Fig. 11 : Samples coordinates on the two first components for the superblock of the RGCCA by loading the " political_system.tsv" file.
corcircle.pdf
corresponds to the Pearson correlation between the variables of the block and the selected components in the analysis (by default, on the two first components) (Fig. 12). The circle is a 1 correlation and the dotted one is a 0.5 correlation. If the superblock is selected, colors correspond to the belonging of each variable to each block. Only the 100th variables the most correlated to each axis are printed.

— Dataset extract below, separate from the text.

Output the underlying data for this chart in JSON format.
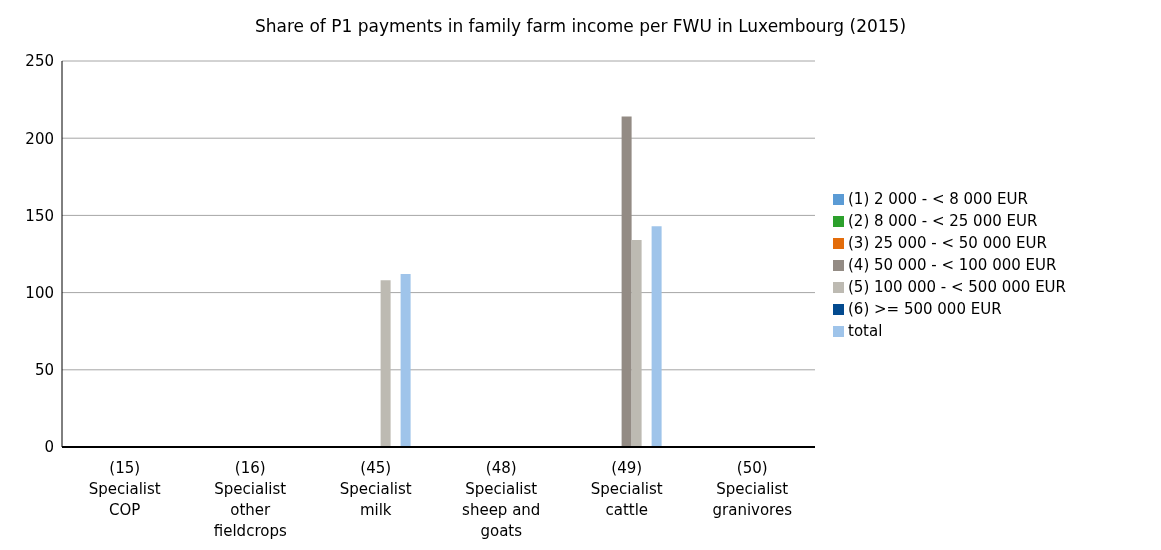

Fig. 12 : Correlation between each variable of each block (by using the superblock) and the two first components of RGCCA
top_variables.pdf
also represents the same correlation of the variable with the selected component (on the X-axis; 1 by default). The top variables are sorted decreasingly (on the Y-axis) in a histogram among the selected block (superblock, by default) (Fig. 13). Their number is set by the graphical associated parameter.
Fig. 13 : Top 11 variables among all the blocks (by using the superblock) with higher correlation with the first component of the RGCCA. "Gnpr" (belonging to the industry block) shows a correlation of 0.859 with this component.
Here, "labo" from the industry block (the amount of labor force in agriculture) is the variable the most positively correlated to the X-axis. On the opposite, "gnpr" (gross national product) from the industry block and "demostab" (stable democracy) from the political block are the most negatively correlated variables. In other terms, these variables are the most importants on the first component of the RGCCA. Countries with an unstable democracy are more associated with a lower "rent" (percent of farmers that rent their land). Otherwise, those with a dictatorship system are more associated with a higher labor force in agriculture values and a less gross national product (and inversely for the stable democracy case).